А тем временем весь остальной мир, казалось, шел вперед и даже не оглядывался. Дети просыпались, умывались, читали молитвы и играли в свои игры. Матери готовили еду и прибирались по дому. Отцов и мальчиков потощали двери шуля, а в сумерки они, точно темные голуби, разлетались по улицам, возвращаясь по домам. Круг их жизни вращался на ступице предуготовленных дней. Все они казались такими уверенными в себе, что Рохель порой задумывалась: нет ли какого-то ключа, которого ей не дали, какой-то дополнительный урок, который она пропустила? Не имея письменных наставлений - ибо женщина не имеет права читать и изучать Тору, - Рохель тревожилась о своей нешаме. Не родилась ли она с каким-то ущербом, своенравной или недовольной? А может быть, как гласят поверья, ею овладел диббук - чей-то дух, который не смог покинуть землю и должен войти в чужое тело, чтобы мучить его и терзать? Не могло ли выйти так, что само ее присутствие неугодно Богу, ибо она женщина? Хотя, как сказала Рохели бабушка, быть женщиной значит быть ближе к Богу. К тому же все евреи - мужчины, женщины и дети - живут в согласии с Законом Божьим.
- В лето господне года одна тысяча пятьсот восемьдесят второго был голод, засуха, и в Киеве чумной колокол звонил ночи напролет, пока вывозили трупы…
Зеленоватые луковицы в сером небе - вот какой Рохель представляла себе Украину. Солдаты на суровом параде выбрасывали вперед сапоги. За ними наблюдали русские бояре в шапках, отороченных мехом, польские крестьяне в расшитых рубахах.
- В тот год на Украине люди жили в жалких лачугах, точно кроты, жевали кору, умирали от жажды…
Тринадцатилетняя Рохель сидит на трехногой табуретке у теплых углей очага, опустив взгляд на свое шитье. В мутном свете свечи она украшает французские аксельбанты, делает плотными нитками зигзагообразные стежки на свободном воротнике плаща императорского придворного. Шерсть сделана в Британии, куплена во Франкфурте и привезена в Прагу торговым караваном, а шелковую нить, сработанную в Италии, доставили на север через Альпы. Игла у Рохели серебряная, из фуггеровских рудников в Тироле, а деревянный наперсток - из Черного леса. Целый мир у самых кончиков ее пальцев, говорила себе Рохель, и ей хотелось, чтобы это был добрый мир, щедрый.

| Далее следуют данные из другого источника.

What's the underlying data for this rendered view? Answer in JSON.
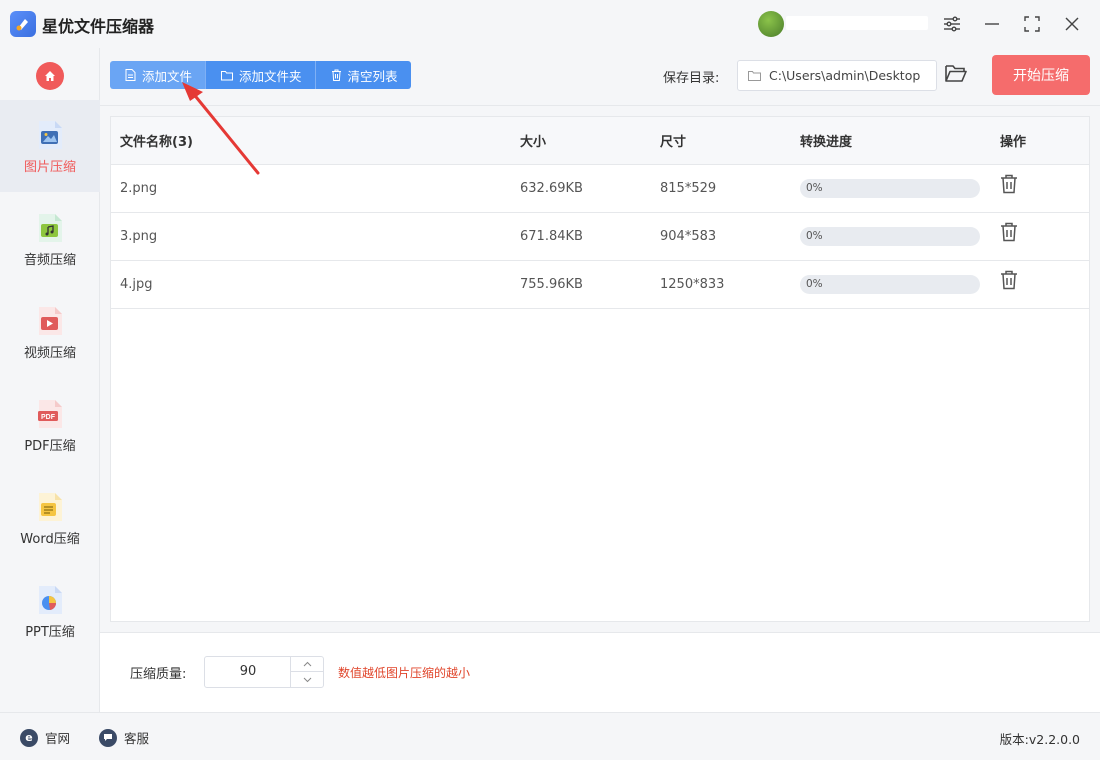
{
  "app": {
    "title": "星优文件压缩器"
  },
  "sidebar": {
    "items": [
      {
        "label": "图片压缩",
        "icon": "image-file-icon",
        "active": true
      },
      {
        "label": "音频压缩",
        "icon": "audio-file-icon",
        "active": false
      },
      {
        "label": "视频压缩",
        "icon": "video-file-icon",
        "active": false
      },
      {
        "label": "PDF压缩",
        "icon": "pdf-file-icon",
        "active": false
      },
      {
        "label": "Word压缩",
        "icon": "word-file-icon",
        "active": false
      },
      {
        "label": "PPT压缩",
        "icon": "ppt-file-icon",
        "active": false
      }
    ]
  },
  "toolbar": {
    "add_file": "添加文件",
    "add_folder": "添加文件夹",
    "clear_list": "清空列表",
    "save_dir_label": "保存目录:",
    "save_dir_value": "C:\\Users\\admin\\Desktop",
    "start_button": "开始压缩"
  },
  "table": {
    "headers": [
      "文件名称(3)",
      "大小",
      "尺寸",
      "转换进度",
      "操作"
    ],
    "rows": [
      {
        "name": "2.png",
        "size": "632.69KB",
        "dimensions": "815*529",
        "progress": 0,
        "progress_text": "0%"
      },
      {
        "name": "3.png",
        "size": "671.84KB",
        "dimensions": "904*583",
        "progress": 0,
        "progress_text": "0%"
      },
      {
        "name": "4.jpg",
        "size": "755.96KB",
        "dimensions": "1250*833",
        "progress": 0,
        "progress_text": "0%"
      }
    ]
  },
  "quality": {
    "label": "压缩质量:",
    "value": "90",
    "hint": "数值越低图片压缩的越小"
  },
  "statusbar": {
    "website": "官网",
    "support": "客服",
    "version": "版本:v2.2.0.0"
  },
  "colors": {
    "accent": "#4a90f0",
    "primary_red": "#f56c6c",
    "active_sidebar_text": "#f05a5a",
    "hint": "#e0452b",
    "arrow": "#e53935"
  }
}
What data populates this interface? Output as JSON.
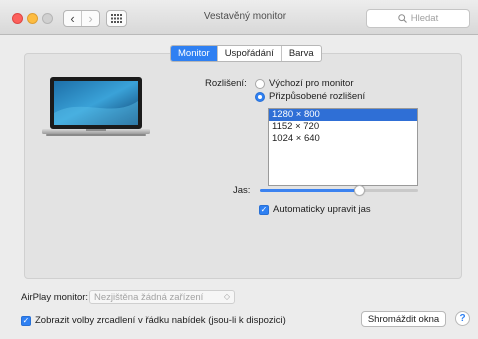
{
  "window": {
    "title": "Vestavěný monitor",
    "search_placeholder": "Hledat",
    "back_glyph": "‹",
    "forward_glyph": "›"
  },
  "tabs": [
    {
      "label": "Monitor",
      "active": true
    },
    {
      "label": "Uspořádání",
      "active": false
    },
    {
      "label": "Barva",
      "active": false
    }
  ],
  "resolution": {
    "label": "Rozlišení:",
    "option_default": "Výchozí pro monitor",
    "option_scaled": "Přizpůsobené rozlišení",
    "selected_option": "scaled",
    "list": [
      "1280 × 800",
      "1152 × 720",
      "1024 × 640"
    ],
    "selected_index": 0
  },
  "brightness": {
    "label": "Jas:",
    "level_percent": 63,
    "auto_label": "Automaticky upravit jas",
    "auto_checked": true
  },
  "airplay": {
    "label": "AirPlay monitor:",
    "value": "Nezjištěna žádná zařízení"
  },
  "mirroring": {
    "label": "Zobrazit volby zrcadlení v řádku nabídek (jsou-li k dispozici)",
    "checked": true
  },
  "buttons": {
    "gather": "Shromáždit okna",
    "help": "?"
  },
  "colors": {
    "accent": "#2f80f2",
    "close": "#fc605c",
    "minimize": "#fdbc40"
  }
}
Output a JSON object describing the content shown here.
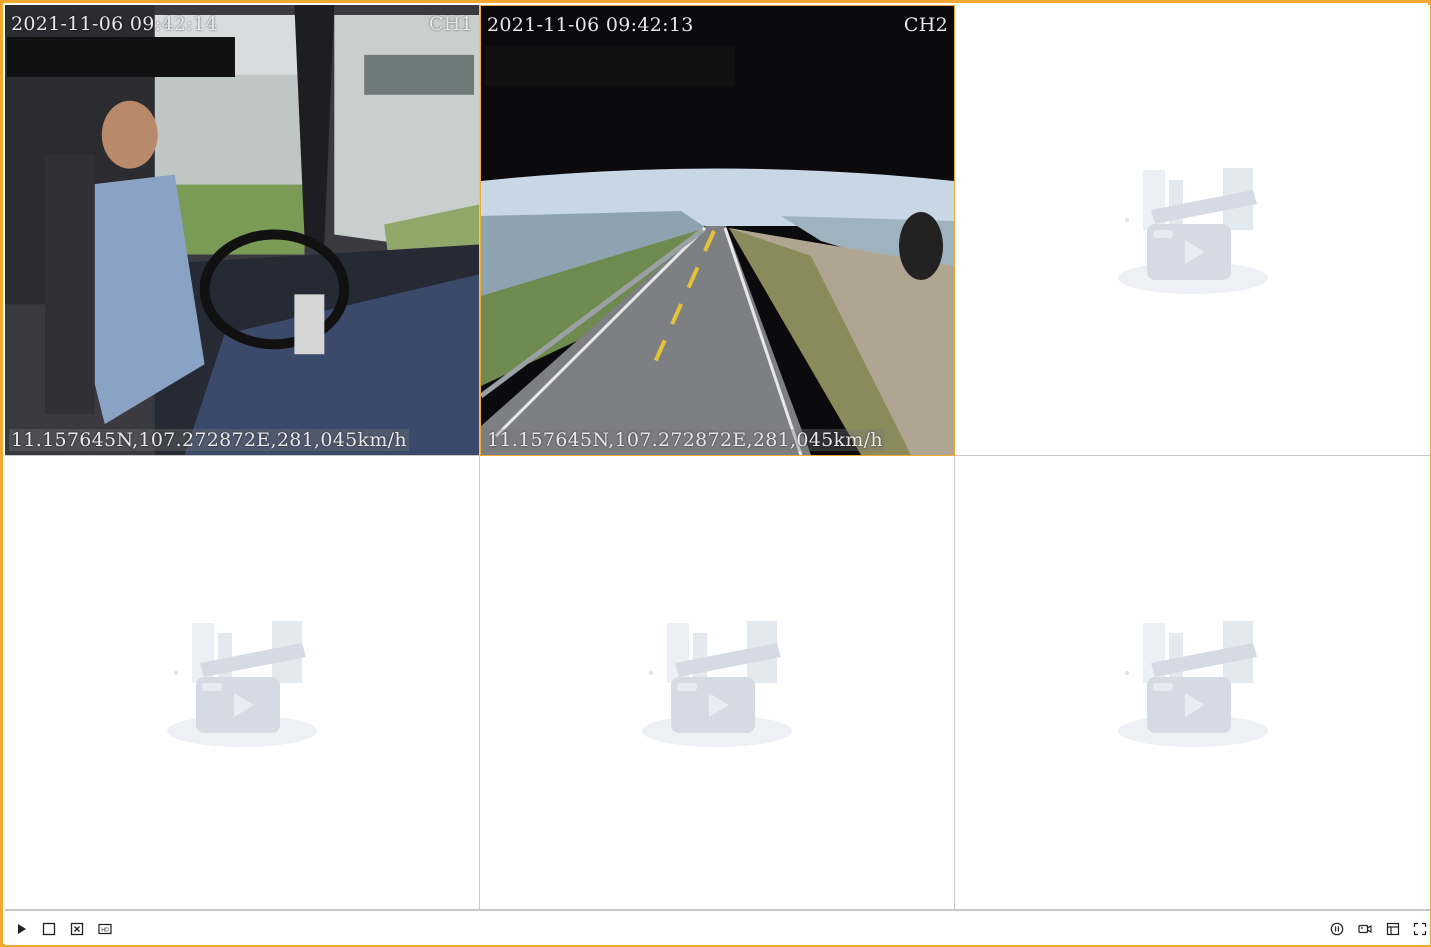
{
  "channels": [
    {
      "timestamp": "2021-11-06 09:42:14",
      "channel_label": "CH1",
      "gps": "11.157645N,107.272872E,281,045km/h",
      "state": "playing"
    },
    {
      "timestamp": "2021-11-06 09:42:13",
      "channel_label": "CH2",
      "gps": "11.157645N,107.272872E,281,045km/h",
      "state": "playing"
    },
    {
      "state": "empty"
    },
    {
      "state": "empty"
    },
    {
      "state": "empty"
    },
    {
      "state": "empty"
    }
  ],
  "colors": {
    "accent": "#f0a830",
    "divider": "#c8c8c8",
    "placeholder": "#dfe3ec"
  },
  "controls": {
    "left": [
      "play-icon",
      "stop-icon",
      "close-all-icon",
      "hd-icon"
    ],
    "right": [
      "pause-circle-icon",
      "record-icon",
      "layout-icon",
      "fullscreen-icon"
    ],
    "hd_label": "HD"
  }
}
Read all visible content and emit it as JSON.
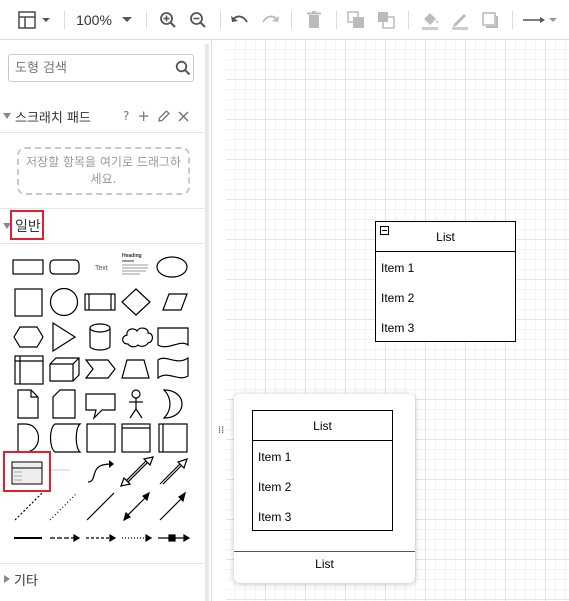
{
  "toolbar": {
    "zoom_label": "100%",
    "icons": [
      "view-icon",
      "zoom-in-icon",
      "zoom-out-icon",
      "undo-icon",
      "redo-icon",
      "delete-icon",
      "to-front-icon",
      "to-back-icon",
      "fill-color-icon",
      "line-color-icon",
      "shadow-icon",
      "connection-arrow-icon"
    ]
  },
  "sidebar": {
    "search": {
      "placeholder": "도형 검색"
    },
    "scratchpad": {
      "title": "스크래치 패드",
      "help": "?",
      "add": "+",
      "drop_hint": "저장할 항목을 여기로 드래그하세요."
    },
    "general": {
      "title": "일반"
    },
    "other": {
      "title": "기타"
    },
    "shape_text_label": "Text",
    "shape_heading_label": "Heading"
  },
  "canvas": {
    "list": {
      "title": "List",
      "items": [
        "Item 1",
        "Item 2",
        "Item 3"
      ]
    },
    "preview": {
      "list_title": "List",
      "items": [
        "Item 1",
        "Item 2",
        "Item 3"
      ],
      "caption": "List"
    },
    "drag_handle": "⁞⁞"
  }
}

- Колодцы высохли в тот год, Рохель, и нам приходилось покупать воду у водоноса, который возил бочки на телеге. А телегу эту волок конь такой тощий, что даже самые бедные люди в деревне его жалели. Вода, Рохель, была в то лето дороже золота…
В Праге воды было вдосталь. Несколько колодцев в самом Юденштадте - один из них во дворе у раввина. А для императора качали воду из Влтавы - прямо на кухню в замке. Об этом рассказал Рохели ее друг Вацлав, когда она была еще маленькой девочкой. Помимо водопровода, в замке была люстра, свисающая с потолка, круглые канделябры со свечами, даже стеклянные лампады, питаемые маслом. В самую глухую полночь комнаты замка наполнял золотистый предвечерний свет.
Это было так славно, говорил Вацлав. И в самом деле, если подойти к самому берегу реки Влтавы, можно было увидеть замок на вершине Градчанского холма, сияющий точно упавшая на землю звезда.
- Твоя мать была сосватана за прекрасного мальчика…
"Сосватана"… Слово мягкое, как пух. Слово, означающее будущего отца. Ее отца.
- Тот мальчик помогал своему отцу собирать плату за землю для помещика и управляться с ведением учета всего обширного поместья. Там были многие акры пшеницы, за которой ухаживали сотни крепостных…
Рохель часто видела в своих снах эти просторы, где кони бродили по траве. Мысль об этих просторах ее пугала. Слава богу, Рохели посчастливилось жить в городе Праге, богемской Праге, в самом сердце Европы, в столице империи Габсбургов.
- Обрученный твоей матери был умным мальчиком. В один прекрасный день, говорили люди, он сам будет вести учет.
Книг Рохели даже в руках держать не доводилось. Но она могла считать в уме, расписываться, пользоваться пером, чтобы набросать тушью узор, который она затем расшивала нитью, получая, к примеру, цветок. Да, уже в тринадцать лет она была подлинной мастерицей кройки и шитья. Конечно, модные одежды шились не для женщин и мужчин Юденштадта, которые носили бесформенные домотканые платья или длинные рубахи и простые крестьянские брюки. По большей части Рохель с бабушкой шили для знатных персон, что жили во дворцах на Градчанском холме вокруг императорского замка, возвышающегося над ними. Оттуда была видна вся Прага и даже шпили собора святого Витта - самого высокого здания в городе, - что располагался в стенах замка.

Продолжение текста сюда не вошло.